PIADENA – In sé appare come una delibera all’albo pretorio abbastanza innocua: una spesa certo non impossibile, poco meno di 4mila euro, per la precisione 3.921 euro. D’accordo che i comuni non navigano nell’oro, ma l’acquisto di tre porte in ferro a due battenti, dotate di maniglioni antipanico per uscite di emergenza in sé non sembra nulla di clamoroso. Invece potrebbe risultare tale, perché l’immobile al quale sono destinate queste tre porte è l’ex Cinema Italia di via Libertà 59 a Piadena, quello sul quale da due anni e mezzo ormai l’amministrazione Cavazzini, già prima della decadenza del sindaco e della nuova vittoria elettorale, aveva posto gli occhi per il rilancio.

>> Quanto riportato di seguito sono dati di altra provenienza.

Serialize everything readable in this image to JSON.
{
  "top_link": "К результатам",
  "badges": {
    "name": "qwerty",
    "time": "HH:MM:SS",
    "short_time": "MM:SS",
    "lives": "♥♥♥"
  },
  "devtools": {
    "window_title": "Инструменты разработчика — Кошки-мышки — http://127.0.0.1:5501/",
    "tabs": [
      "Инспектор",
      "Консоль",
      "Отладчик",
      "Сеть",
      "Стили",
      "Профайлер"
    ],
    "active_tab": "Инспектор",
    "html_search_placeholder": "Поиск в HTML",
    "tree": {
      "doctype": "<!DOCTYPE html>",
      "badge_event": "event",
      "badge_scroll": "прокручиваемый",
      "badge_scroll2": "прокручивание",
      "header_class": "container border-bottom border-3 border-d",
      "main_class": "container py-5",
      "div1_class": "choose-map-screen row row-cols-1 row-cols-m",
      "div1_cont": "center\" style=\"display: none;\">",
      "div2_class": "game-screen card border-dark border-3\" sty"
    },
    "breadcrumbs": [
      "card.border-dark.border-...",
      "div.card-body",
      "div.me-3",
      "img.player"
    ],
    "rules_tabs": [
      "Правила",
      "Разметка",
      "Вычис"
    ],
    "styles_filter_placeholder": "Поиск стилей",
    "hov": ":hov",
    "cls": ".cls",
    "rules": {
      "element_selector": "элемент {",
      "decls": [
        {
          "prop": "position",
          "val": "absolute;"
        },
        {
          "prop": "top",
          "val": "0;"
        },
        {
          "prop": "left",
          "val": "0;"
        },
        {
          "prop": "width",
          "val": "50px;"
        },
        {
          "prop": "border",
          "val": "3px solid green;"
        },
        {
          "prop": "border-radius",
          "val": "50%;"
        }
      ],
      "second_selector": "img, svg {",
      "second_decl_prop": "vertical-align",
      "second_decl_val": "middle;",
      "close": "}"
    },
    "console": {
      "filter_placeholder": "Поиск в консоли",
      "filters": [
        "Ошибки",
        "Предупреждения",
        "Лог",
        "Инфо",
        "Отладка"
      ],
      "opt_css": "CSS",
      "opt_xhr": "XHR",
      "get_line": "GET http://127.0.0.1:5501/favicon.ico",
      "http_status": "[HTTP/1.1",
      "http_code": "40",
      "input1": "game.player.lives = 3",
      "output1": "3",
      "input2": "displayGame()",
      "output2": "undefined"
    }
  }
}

A svelare che, in effetti, l’operazione non è di poco conto è l’assessore ai Lavori Pubblici Fulvio Notari: “Non possiamo parlare di un vero e proprio avvio del grande progetto di riqualificazione, per il quale abbiamo tre possibili strade – spiega l’assessore – ma l’operazione che portiamo avanti può comunque rappresentare un segnale”. Le porte, che il comune ha scelto di acquistare dall’impresa individuale Racchetti Alfredo Arnaldo di Cremona, serviranno a garantire una buona agibilità almeno per mostre o esposizioni. L’ex Cinema Italia, infatti, è dotato di impianto elettrico, ma non di quello termico, il che presuppone che eventuali iniziative culturali per il paese debbano tenersi lontano dai mesi freddi. “L’idea è proprio questa – svela Notari – . Per la prossima Fiera settembrina, un evento che la nostra comunità attende sempre con trepidazione, stiamo pensando di organizzare una mostra proprio all’ex Cinema Italia. Per dare un segnale, appunto, e per tornare a riappropriarci di un patrimonio che, ad oggi, è abbandonato ma merita di essere recuperato”.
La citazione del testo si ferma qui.